Sarebbe disonesto minimizzare l’attuale debolezza dei fornitori di servizi cloud europei. AWS, Microsoft Azure e Google Cloud insieme controllano circa il 70% del mercato europeo. I fornitori europei detengono ora solo il 15% circa, un calo drastico rispetto al 29% del 2017. Gaia-X, il progetto di punta europeo per un’infrastruttura cloud sovrana, è ancora nella sua fase operativa iniziale: promettente a livello concettuale, ma ben lontano dall’essere realmente competitivo con gli hyperscaler statunitensi.

Tuttavia, il mercato sta cambiando, e non solo in termini di sentiment. Uno studio di Deloitte del giugno 2026 mostra una crescente domanda di servizi cloud europei, trainata da rischi normativi, incertezza geopolitica e requisiti di conformità più stringenti. Secondo lo stesso studio, il 73% dei tedeschi considera la sicurezza delle infrastrutture digitali una responsabilità del governo. Fornitori europei come IONOS e OVHcloud stanno crescendo in un contesto di mercato che prima sembrava loro inaccessibile. La finestra di opportunità strategica aperta dalla crisi di fiducia nelle piattaforme statunitensi è reale: la domanda è se l’Europa investirà con sufficiente rapidità per coglierla.

Non si tratta solo di infrastrutture cloud.
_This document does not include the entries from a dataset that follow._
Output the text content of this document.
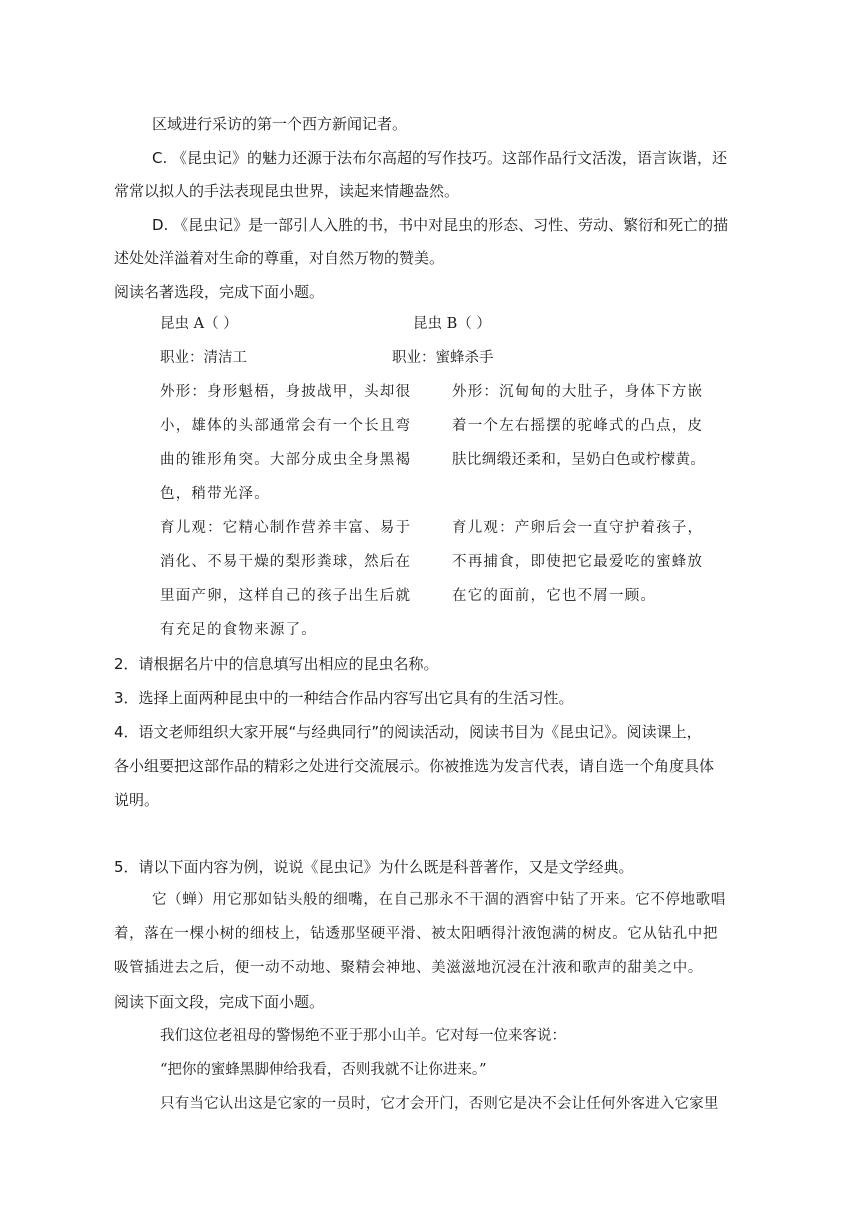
区域进行采访的第一个西方新闻记者。
C. 《昆虫记》的魅力还源于法布尔高超的写作技巧。这部作品行文活泼，语言诙谐，还
常常以拟人的手法表现昆虫世界，读起来情趣盎然。
D. 《昆虫记》是一部引人入胜的书，书中对昆虫的形态、习性、劳动、繁衍和死亡的描
述处处洋溢着对生命的尊重，对自然万物的赞美。
阅读名著选段，完成下面小题。
昆虫 A（ ）
职业：清洁工
外形：身形魁梧，身披战甲，头却很
小，雄体的头部通常会有一个长且弯
曲的锥形角突。大部分成虫全身黑褐
色，稍带光泽。
育儿观：它精心制作营养丰富、易于
消化、不易干燥的梨形粪球，然后在
里面产卵，这样自己的孩子出生后就
有充足的食物来源了。
昆虫 B（ ）
职业：蜜蜂杀手
外形：沉甸甸的大肚子，身体下方嵌
着一个左右摇摆的驼峰式的凸点，皮
肤比绸缎还柔和，呈奶白色或柠檬黄。
育儿观：产卵后会一直守护着孩子，
不再捕食，即使把它最爱吃的蜜蜂放
在它的面前，它也不屑一顾。
2．请根据名片中的信息填写出相应的昆虫名称。
3．选择上面两种昆虫中的一种结合作品内容写出它具有的生活习性。
4．语文老师组织大家开展“与经典同行”的阅读活动，阅读书目为《昆虫记》。阅读课上，
各小组要把这部作品的精彩之处进行交流展示。你被推选为发言代表，请自选一个角度具体
说明。
5．请以下面内容为例，说说《昆虫记》为什么既是科普著作，又是文学经典。
它（蝉）用它那如钻头般的细嘴，在自己那永不干涸的酒窖中钻了开来。它不停地歌唱
着，落在一棵小树的细枝上，钻透那坚硬平滑、被太阳晒得汁液饱满的树皮。它从钻孔中把
吸管插进去之后，便一动不动地、聚精会神地、美滋滋地沉浸在汁液和歌声的甜美之中。
阅读下面文段，完成下面小题。
我们这位老祖母的警惕绝不亚于那小山羊。它对每一位来客说：
“把你的蜜蜂黑脚伸给我看，否则我就不让你进来。”
只有当它认出这是它家的一员时，它才会开门，否则它是决不会让任何外客进入它家里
Il vantaggio derivante dalla fiducia si estende a ogni segmento dell’economia digitale in cui la sovranità dei dati, la certezza del diritto e l’affidabilità a lungo termine sono cruciali: dati sanitari, transazioni finanziarie, controllo della produzione nelle infrastrutture critiche e sistemi decisionali basati sull’intelligenza artificiale nella pubblica amministrazione. In tutti questi ambiti, il fornitore che opera nel rispetto del diritto europeo gode di un vantaggio strutturale, non perché sia ​​più economico o più veloce, ma perché è l’unico a cui è effettivamente dovuta una responsabilità.
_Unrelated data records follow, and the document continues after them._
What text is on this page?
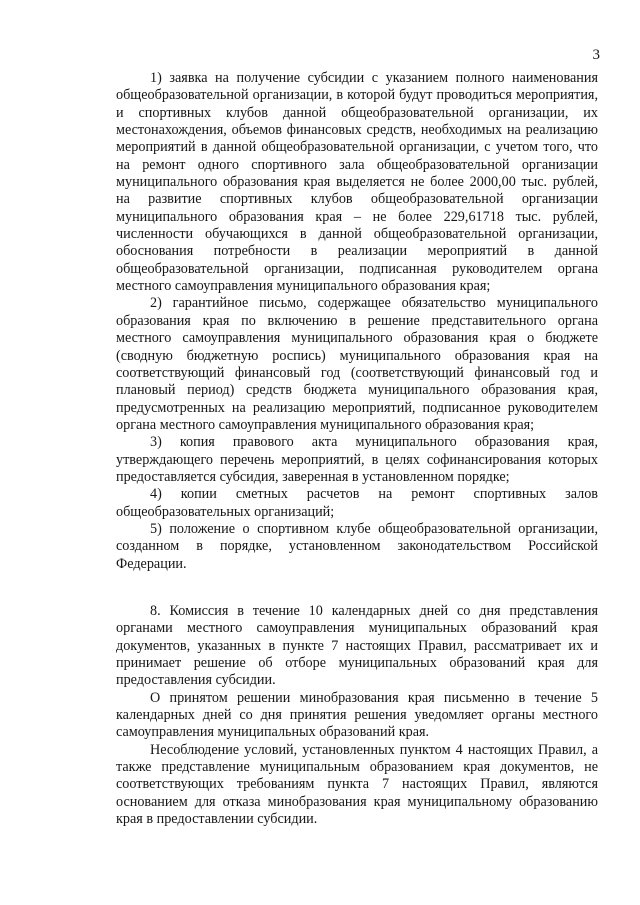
3

1) заявка на получение субсидии с указанием полного наименования общеобразовательной организации, в которой будут проводиться мероприятия, и спортивных клубов данной общеобразовательной организации, их местонахождения, объемов финансовых средств, необходимых на реализацию мероприятий в данной общеобразовательной организации, с учетом того, что на ремонт одного спортивного зала общеобразовательной организации муниципального образования края выделяется не более 2000,00 тыс. рублей, на развитие спортивных клубов общеобразовательной организации муниципального образования края – не более 229,61718 тыс. рублей, численности обучающихся в данной общеобразовательной организации, обоснования потребности в реализации мероприятий в данной общеобразовательной организации, подписанная руководителем органа местного самоуправления муниципального образования края;

2) гарантийное письмо, содержащее обязательство муниципального образования края по включению в решение представительного органа местного самоуправления муниципального образования края о бюджете (сводную бюджетную роспись) муниципального образования края на соответствующий финансовый год (соответствующий финансовый год и плановый период) средств бюджета муниципального образования края, предусмотренных на реализацию мероприятий, подписанное руководителем органа местного самоуправления муниципального образования края;

3) копия правового акта муниципального образования края, утверждающего перечень мероприятий, в целях софинансирования которых предоставляется субсидия, заверенная в установленном порядке;

4) копии сметных расчетов на ремонт спортивных залов общеобразовательных организаций;

5) положение о спортивном клубе общеобразовательной организации, созданном в порядке, установленном законодательством Российской Федерации.

8. Комиссия в течение 10 календарных дней со дня представления органами местного самоуправления муниципальных образований края документов, указанных в пункте 7 настоящих Правил, рассматривает их и принимает решение об отборе муниципальных образований края для предоставления субсидии.

О принятом решении минобразования края письменно в течение 5 календарных дней со дня принятия решения уведомляет органы местного самоуправления муниципальных образований края.

Несоблюдение условий, установленных пунктом 4 настоящих Правил, а также представление муниципальным образованием края документов, не соответствующих требованиям пункта 7 настоящих Правил, являются основанием для отказа минобразования края муниципальному образованию края в предоставлении субсидии.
L’arrogante fraintendimento delle grandi aziende tecnologiche: il potere di mercato come sostituto delle relazioni

Il più grande errore strategico di Google, Amazon e Microsoft non risiede nella scarsa qualità dei loro prodotti. Spesso i loro prodotti sono tecnicamente eccellenti. L’errore sta nella convinzione che la superiorità tecnologica e il potere di mercato possano compensare in modo permanente la mancanza di fiducia. Da un punto di vista economico, questa convinzione si è rivelata storicamente ingenua.

La fiducia nei rapporti commerciali non è simmetrica alla dipendenza. Si può dipendere da un fornitore e al contempo non fidarsi di lui, ed è proprio questa la situazione in cui si trovano milioni di aziende europee che utilizzano servizi cloud statunitensi. Li utilizzano perché cambiare fornitore è costoso, perché le alternative non sono ancora pienamente competitive e perché le operazioni non possono essere interrotte. Ma non si fidano. E questa dipendenza forzata non rappresenta un modello di business stabile: è piuttosto un desiderio represso di cambiare che esplode non appena si presentano alternative.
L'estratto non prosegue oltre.